By Larisa Karr
A month after the Haiti earthquake, Michèle Voltaire Marcelin decided to go back to her home city of Port-au-Prince. While she was traversing the streets, she saw nothing but destruction surrounding her, as the city that she knew from the soles of her feet had been completely and utterly destroyed.
An accomplished artist who has been creating for decades, Marcelin chose to convey the raw emotions she felt when she went back to Haiti through poetry and artwork. She says she could feel ahead of time that something awful would happen in her home country.
“The artwork was almost like a disaster foretold because the work had been done prior to the earthquake. It just had not been named. It was waiting for its name,” says Marcelin, 65. “It’s like having a dream and you can’t understand the message in the dream until the event occurs.”
She has created three pieces about the earthquake that are different in their use of color and texture.
“Magnitude Seven Point One” depicts panicked, human-like figures against a background of stark yellow. She says that people have told her that it’s very difficult for them to stand in front of the painting because they are reliving the disaster.
Magnitude Seven Point One
The destruction of the city’s beloved Cathédrale Notre-Dame de Port-au-Prince, an ivory-white Victorian-era structure, is the subject of another one of her pieces. Titled “Broken Stones,” the painting shows a woman’s head crowned by a piece of wrought-iron encircled by off-white color wood.
“Regarding Loss” juxtaposes a woman with a ghastly white pallor, hollowed eyes and wispy hair with streaks of color against a white background.
She says she wants people to feel that she has been as truthful as she can be through her artwork and that she hasn’t tried to smooth things over or to shock anyone.
In addition to painting, she also writes and performs poems about the earthquake, titled “The Rift” and “The Thing.”
“The Rift” came to her when she realized the disaster highlighted that Haitian society was fragmented and divided among the “haves” and the “have-nots.”
“The Rift” was about more than the plates underneath the Earth that shocked.
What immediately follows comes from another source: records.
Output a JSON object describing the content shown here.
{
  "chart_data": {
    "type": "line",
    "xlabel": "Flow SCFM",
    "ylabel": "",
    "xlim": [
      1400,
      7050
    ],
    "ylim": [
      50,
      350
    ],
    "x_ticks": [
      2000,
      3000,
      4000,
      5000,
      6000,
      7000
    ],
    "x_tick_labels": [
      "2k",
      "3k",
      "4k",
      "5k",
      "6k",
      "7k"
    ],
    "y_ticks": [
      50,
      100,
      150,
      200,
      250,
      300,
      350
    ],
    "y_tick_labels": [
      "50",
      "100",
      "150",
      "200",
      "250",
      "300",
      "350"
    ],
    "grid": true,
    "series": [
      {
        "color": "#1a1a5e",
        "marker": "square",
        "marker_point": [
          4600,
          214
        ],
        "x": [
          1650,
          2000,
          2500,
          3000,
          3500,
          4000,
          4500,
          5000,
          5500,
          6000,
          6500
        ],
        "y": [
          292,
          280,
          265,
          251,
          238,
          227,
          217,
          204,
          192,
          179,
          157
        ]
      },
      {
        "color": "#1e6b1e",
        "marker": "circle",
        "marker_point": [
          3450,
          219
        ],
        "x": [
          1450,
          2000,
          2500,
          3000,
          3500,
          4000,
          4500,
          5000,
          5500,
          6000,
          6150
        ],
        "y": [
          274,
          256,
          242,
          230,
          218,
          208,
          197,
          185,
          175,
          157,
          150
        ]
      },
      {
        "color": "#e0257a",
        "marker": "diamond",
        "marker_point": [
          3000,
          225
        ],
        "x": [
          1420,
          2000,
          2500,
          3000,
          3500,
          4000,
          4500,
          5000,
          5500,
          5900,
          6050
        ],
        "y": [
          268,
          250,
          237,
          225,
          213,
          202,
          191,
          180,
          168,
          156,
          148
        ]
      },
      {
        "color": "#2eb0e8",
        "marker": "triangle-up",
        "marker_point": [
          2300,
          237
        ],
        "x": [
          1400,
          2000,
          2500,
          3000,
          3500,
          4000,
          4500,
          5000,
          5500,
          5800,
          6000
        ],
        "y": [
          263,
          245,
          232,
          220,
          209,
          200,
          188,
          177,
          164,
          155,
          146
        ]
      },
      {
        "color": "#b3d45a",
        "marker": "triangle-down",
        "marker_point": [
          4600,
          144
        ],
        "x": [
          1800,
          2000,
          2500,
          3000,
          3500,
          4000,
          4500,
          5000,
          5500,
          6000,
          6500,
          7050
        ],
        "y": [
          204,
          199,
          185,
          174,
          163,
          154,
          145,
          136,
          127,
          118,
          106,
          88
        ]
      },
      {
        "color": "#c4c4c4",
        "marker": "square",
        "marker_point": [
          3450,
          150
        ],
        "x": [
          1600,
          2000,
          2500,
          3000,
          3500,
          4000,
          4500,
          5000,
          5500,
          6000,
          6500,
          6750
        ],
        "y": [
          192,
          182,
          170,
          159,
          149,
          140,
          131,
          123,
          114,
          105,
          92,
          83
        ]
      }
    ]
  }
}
It was the fact that we were not each other’s saviors,” Marcelin says. “If I wanted somebody to take anything away from looking at my artwork regarding the earthquake, it would be to realize that it is time to mend those rifts and put differences aside. It is time for us to really become our brothers’ and our sisters’ keepers.”
Although she will never forget about the earthquake, Marcelin says that she does not plan on creating more artwork about it because Haiti has not moved forward since 2010.
“It’s not about creating something new because the situation hasn’t changed,” Marcelin says. “If it hasn’t changed, why do you have to write something new about it? We need to change the situation.”
She writes in ‘The Rift” that the solution is for the Haitian people to be proactive and actively work on building a better country.
“Whether their lives and deaths were for hope, a new beginning or for nothing, we will decide. Let the dead bury the dead. The living must change the world.”